In the eastern United States, caves on most federal lands, many state lands and some private lands are closed to non-essential human access to prevent spread of white-nose syndrome by people and to minimize disturbance to already weakened bat populations.

Access to caves in parts of the Rocky Mountain region is subject to strict decontamination procedures, but across much of the West, access is still mostly unrestricted.

White-nose syndrome has spread to 19 states and four Canadian provinces. Now considered the worst wildlife health crisis in North American history, the disease has been documented in seven bat species, and this winter was confirmed in Missouri, the first state west of the Mississippi River.

Two federally endangered bats have been struck by the malady: the Indiana bat and the gray bat. Several species, including the once common little brown bat, northern long-eared bat, and tri-colored bat, have declined by more than 90 percent in affected regions.

A number of states including Massachusetts, Vermont, Wisconsin and Pennsylvania have added, or are in the process of adding, white-nose-affected bat species to their state endangered species lists.

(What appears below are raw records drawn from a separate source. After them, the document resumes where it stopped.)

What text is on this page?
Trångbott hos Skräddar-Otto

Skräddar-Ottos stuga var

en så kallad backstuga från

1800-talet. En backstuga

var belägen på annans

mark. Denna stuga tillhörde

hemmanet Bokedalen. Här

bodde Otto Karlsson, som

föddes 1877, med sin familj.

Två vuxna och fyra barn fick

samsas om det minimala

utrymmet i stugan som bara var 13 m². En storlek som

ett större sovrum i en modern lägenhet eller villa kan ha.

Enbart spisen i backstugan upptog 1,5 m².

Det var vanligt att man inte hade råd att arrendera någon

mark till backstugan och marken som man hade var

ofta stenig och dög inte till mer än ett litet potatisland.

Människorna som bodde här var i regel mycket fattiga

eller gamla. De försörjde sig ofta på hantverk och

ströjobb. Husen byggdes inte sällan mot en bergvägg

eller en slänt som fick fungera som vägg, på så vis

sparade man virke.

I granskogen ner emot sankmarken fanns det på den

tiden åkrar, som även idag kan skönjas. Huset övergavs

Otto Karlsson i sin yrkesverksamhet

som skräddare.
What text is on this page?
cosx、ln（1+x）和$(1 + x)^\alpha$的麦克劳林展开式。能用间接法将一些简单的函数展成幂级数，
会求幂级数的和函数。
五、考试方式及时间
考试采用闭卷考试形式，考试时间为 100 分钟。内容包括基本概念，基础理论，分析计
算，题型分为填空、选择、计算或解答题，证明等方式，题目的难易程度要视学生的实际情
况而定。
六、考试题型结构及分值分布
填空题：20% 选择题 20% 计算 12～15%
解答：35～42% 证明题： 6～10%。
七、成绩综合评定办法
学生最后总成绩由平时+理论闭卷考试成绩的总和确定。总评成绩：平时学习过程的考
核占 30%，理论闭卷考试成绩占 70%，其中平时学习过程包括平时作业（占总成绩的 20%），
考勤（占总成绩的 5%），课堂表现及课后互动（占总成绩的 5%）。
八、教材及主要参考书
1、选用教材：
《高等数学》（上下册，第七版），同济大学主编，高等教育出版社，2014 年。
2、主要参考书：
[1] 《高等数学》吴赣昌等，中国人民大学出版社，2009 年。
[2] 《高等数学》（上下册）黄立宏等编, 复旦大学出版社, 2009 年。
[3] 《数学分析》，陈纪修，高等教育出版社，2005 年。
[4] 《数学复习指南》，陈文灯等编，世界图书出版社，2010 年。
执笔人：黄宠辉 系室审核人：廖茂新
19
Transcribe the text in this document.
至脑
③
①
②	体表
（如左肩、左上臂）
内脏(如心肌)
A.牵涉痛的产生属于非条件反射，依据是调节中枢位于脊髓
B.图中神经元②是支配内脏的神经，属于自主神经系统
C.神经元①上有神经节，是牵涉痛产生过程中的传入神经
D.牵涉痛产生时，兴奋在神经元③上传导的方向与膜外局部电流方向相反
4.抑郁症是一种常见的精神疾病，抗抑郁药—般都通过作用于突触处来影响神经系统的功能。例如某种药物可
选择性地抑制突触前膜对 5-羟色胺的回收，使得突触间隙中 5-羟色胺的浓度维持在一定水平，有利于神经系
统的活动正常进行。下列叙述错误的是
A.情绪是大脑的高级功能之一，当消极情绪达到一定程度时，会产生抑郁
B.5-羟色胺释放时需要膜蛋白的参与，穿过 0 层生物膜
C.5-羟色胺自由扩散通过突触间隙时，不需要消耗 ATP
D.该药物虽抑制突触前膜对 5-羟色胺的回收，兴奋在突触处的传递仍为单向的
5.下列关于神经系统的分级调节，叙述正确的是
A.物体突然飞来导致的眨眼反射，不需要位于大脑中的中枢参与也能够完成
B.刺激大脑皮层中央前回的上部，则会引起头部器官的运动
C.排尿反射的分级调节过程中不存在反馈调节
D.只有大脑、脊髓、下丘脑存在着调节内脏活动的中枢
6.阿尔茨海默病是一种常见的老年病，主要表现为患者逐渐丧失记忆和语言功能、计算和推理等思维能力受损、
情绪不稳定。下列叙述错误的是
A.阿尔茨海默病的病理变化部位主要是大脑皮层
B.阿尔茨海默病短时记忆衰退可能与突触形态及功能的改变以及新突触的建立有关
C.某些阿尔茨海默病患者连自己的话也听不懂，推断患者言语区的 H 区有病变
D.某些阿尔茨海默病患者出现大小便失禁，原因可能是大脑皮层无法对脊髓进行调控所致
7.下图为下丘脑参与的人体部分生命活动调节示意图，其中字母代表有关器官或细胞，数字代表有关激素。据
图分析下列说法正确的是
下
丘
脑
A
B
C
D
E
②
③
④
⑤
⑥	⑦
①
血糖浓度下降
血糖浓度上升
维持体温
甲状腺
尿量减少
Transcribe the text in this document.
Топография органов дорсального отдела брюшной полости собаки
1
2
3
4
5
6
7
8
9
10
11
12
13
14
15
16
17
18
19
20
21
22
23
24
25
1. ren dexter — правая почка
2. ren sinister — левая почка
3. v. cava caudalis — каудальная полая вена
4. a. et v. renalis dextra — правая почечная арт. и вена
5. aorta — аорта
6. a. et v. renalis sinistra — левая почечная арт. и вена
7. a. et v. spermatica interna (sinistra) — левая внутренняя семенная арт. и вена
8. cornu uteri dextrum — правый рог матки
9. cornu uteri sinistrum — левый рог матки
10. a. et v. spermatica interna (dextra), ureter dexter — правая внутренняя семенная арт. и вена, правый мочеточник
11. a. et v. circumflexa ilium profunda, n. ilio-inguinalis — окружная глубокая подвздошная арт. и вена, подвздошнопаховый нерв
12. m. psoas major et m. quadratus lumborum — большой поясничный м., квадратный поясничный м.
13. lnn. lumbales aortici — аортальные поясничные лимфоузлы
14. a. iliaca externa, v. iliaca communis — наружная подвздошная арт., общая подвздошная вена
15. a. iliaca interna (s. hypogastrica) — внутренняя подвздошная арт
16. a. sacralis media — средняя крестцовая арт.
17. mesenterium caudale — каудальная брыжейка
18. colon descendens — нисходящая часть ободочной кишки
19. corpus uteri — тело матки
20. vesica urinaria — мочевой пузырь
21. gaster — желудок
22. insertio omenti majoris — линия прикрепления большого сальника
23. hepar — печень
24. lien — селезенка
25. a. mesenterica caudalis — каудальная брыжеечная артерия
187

The Center has been a leader in the effort to enact stronger measures, including calling for cave closures on public lands, to protect bats threatened by white-nose syndrome. The Center petitioned all federal land-management agencies to close caves in 2010 and petitioned the White House Council on Environmental Quality earlier this year to direct the agencies to enact closures.

The Center has also formally requested Endangered Species Act protection for three bat species: the northern long-eared bat, the eastern small-footed bat and the little brown bat. In response, the U.S. Fish and Wildlife Service determined earlier this year that the northern long-eared and eastern small-footed bats may warrant protection, with a final decision due in 2013. The Service also intends to issue a decision on the little brown bat next year.

The overwhelming scientific consensus is that putting caves off-limits to people, except in emergencies or for important scientific research, is one of the best ways we know to slow this rapidly unfolding crisis. There’s no reason to delay this common-sense step,” Matteson said.